Others sympathised, saying “they are hardly in such a state of civilisation as to appreciate such a memorial” and “the erection of individual memorials would represent a waste of public money”.

A memo between the then War Graves Commission and a British colonial governor recorded “(it) did not care to contemplate the statistics of the native African lives lost in trying to overcome the transportation difficulties of the campaign in East Africa” adding that the Carrier Corps cemeteries “should be allowed to revert to nature as soon as possible”.

The prodding the CWGC experienced came initially from research by Professor Michèle Barrett of Queen Mary University of London.

 By 15 years’ scrutiny of 1920s archives, she observed that the Commission had failed to live up to its founding principle regarding equality in death.

This adverse attitude persisted even when she sent in her article to the then director-general over a decade ago: there was no response, doubtless on the presumption that if they closed their eyes long enough it would go away.

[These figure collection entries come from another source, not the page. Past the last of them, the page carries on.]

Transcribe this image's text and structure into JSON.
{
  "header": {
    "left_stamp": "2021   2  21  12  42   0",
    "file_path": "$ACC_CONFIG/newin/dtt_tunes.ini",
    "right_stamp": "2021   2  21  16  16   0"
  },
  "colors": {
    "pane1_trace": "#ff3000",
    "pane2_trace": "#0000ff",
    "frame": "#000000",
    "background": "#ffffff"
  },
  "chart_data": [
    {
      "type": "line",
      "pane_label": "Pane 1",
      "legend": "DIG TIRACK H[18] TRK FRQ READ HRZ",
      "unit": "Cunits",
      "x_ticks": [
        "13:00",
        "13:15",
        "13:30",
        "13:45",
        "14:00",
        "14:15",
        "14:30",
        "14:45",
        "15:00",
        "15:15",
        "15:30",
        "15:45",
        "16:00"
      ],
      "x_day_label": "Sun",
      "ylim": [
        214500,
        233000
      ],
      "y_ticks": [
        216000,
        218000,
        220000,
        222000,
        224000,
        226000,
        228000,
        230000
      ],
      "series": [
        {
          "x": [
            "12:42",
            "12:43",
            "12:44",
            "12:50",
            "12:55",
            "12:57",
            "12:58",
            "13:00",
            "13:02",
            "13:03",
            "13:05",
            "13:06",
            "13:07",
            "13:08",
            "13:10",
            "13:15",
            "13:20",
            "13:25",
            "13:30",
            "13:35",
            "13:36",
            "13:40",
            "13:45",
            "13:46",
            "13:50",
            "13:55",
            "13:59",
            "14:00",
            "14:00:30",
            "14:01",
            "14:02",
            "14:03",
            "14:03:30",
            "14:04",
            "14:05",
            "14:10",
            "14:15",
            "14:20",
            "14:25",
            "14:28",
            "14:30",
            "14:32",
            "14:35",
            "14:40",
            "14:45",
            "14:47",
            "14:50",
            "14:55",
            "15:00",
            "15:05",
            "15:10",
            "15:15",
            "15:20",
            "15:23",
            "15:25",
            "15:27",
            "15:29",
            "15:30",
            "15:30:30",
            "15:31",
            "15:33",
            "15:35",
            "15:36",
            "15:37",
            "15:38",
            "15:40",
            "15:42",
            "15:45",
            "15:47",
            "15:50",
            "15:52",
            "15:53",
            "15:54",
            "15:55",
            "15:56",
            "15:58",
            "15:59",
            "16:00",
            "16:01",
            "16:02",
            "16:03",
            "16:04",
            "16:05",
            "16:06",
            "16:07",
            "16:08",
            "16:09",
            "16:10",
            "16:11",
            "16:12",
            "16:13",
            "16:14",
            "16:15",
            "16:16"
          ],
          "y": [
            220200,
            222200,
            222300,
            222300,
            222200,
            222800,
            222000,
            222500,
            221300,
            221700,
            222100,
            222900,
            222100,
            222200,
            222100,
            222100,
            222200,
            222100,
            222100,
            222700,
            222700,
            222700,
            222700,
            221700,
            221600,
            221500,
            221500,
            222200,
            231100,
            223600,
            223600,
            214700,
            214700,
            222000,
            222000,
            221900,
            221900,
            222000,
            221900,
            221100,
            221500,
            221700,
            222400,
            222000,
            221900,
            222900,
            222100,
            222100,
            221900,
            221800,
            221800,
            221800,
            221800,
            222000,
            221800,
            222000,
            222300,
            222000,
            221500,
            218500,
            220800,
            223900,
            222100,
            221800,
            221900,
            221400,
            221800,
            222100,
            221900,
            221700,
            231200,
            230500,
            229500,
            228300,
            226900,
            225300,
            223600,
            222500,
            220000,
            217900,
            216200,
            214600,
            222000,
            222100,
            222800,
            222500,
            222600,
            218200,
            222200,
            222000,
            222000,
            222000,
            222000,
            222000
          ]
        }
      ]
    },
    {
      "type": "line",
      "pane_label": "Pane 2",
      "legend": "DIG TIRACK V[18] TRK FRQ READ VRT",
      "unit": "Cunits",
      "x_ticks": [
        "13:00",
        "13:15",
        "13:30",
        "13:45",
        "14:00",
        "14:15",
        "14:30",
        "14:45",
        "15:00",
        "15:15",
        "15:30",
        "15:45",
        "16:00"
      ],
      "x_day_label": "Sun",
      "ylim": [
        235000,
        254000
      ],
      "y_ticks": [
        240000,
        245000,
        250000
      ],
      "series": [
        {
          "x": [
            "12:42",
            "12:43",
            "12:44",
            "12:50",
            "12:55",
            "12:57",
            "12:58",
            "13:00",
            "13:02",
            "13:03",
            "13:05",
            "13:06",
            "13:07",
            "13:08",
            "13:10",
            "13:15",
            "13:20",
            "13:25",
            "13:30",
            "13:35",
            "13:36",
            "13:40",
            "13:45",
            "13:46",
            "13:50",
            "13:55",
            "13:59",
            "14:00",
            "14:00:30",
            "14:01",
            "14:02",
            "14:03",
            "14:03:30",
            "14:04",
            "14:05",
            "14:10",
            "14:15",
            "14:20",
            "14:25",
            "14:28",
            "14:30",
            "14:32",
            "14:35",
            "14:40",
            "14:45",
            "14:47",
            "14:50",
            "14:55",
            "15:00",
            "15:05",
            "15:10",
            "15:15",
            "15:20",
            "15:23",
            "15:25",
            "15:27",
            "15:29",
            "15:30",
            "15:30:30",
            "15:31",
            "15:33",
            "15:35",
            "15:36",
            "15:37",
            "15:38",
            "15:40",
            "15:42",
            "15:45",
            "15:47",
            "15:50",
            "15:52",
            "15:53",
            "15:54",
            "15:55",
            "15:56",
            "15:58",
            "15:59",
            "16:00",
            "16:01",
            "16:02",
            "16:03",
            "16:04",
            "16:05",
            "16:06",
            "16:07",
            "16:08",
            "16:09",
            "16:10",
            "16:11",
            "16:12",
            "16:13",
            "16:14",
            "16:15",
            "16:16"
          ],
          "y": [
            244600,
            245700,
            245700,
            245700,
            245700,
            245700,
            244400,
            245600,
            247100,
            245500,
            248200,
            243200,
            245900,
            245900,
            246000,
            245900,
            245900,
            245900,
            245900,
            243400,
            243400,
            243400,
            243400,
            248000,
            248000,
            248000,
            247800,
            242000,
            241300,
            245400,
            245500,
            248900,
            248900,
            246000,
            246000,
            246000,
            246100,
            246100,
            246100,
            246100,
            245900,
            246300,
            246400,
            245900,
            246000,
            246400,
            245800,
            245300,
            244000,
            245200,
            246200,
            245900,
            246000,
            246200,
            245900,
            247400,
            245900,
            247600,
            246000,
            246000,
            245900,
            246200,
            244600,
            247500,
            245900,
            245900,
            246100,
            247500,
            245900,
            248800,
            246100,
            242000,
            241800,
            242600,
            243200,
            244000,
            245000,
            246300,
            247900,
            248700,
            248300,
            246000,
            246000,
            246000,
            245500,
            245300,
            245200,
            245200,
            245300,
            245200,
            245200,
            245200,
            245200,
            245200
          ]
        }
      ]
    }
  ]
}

Her research, however, did come to the attention of Professor David Olusoga, academic and television producer. He arranged a meeting with Professor Barrett, and then a series of meetings which led to the production and broadcasting of The Unremembered. 

Professor Olusoga commented: “It is a war that deeply changed our culture and part of the impact of the First World War was the power of the way those who fell were memorialised. When it came to men who were black and brown and Asian and African, it is not equal, particularly the Africans who have been treated in a way that is . . . Apartheid in death. It is an absolute scandal. It is one of the biggest scandals I’ve ever come across as a historian, but the biggest scandal is that this was known years ago.”

He referred to the “annoyance and anger” of the CWGC’s previous leadership, when this “oversight” was drawn to their attention. 

Wrong then, wrong now

After seeing the documentary, the CWGC set up a special committee in 2019 to investigate its findings. Expressions of remorse and commitment to redress the omission were soon forthcoming.

The Commission apologised that the actions had been “wrong then and are wrong now” and promised that officials would be “acting immediately to correct them”.

Prime Minister Boris Johnson, the soi-disant heir to Winston Churchill, offered an unreserved apology on behalf of the government, saying: “I am deeply troubled by the findings of the special committee that not all our war dead were commemorated with equal care and remembrance”, while defence minister Ben Wallace addressed the “failure to live up to their founding principles” which they had taken so long to rectify.”

It was a bittersweet outcome for Lammy. 

He remarked: “No apology can ever make up for the indignity suffered by the Unremembered. However, this apology does offer the opportunity for us as a nation to work through this ugly part of our history and properly pay our respects to every soldier who has sacrificed their life for us.”

A comparable struggle for recognition by UK-based African and Caribbean service personnel in the two world wars was told in Marc Wadsworth’s film, Divided by race, united in war and peace: How black people sacrificed their lives in the two world wars, which was reviewed on page 76 of New African, December 2013.

The families of the hitherto Unremembered should now soon be able to honour the individual sacrifice and lost future of their own war-blighted generation, as I have been able to do that of Archibald Oliver and his British comrades and muse on the imminent irrelevance of the verse in the biblical book Ecclesiasticus (44:9): “And some there be, which have no memorial; who are perished, as though they had never been”.

That this anomaly will soon be history is thanks to efforts by the academics, the broadcast-producers and the politicians. The Unremembered will now be remembered, and, in time, as their personal stories are told, will become more than just those much-treasured names on monuments. 

It is a development which deserves to be applauded, and pursued, by the Commonwealth Heads of Government at their next meeting in Rwanda. New African.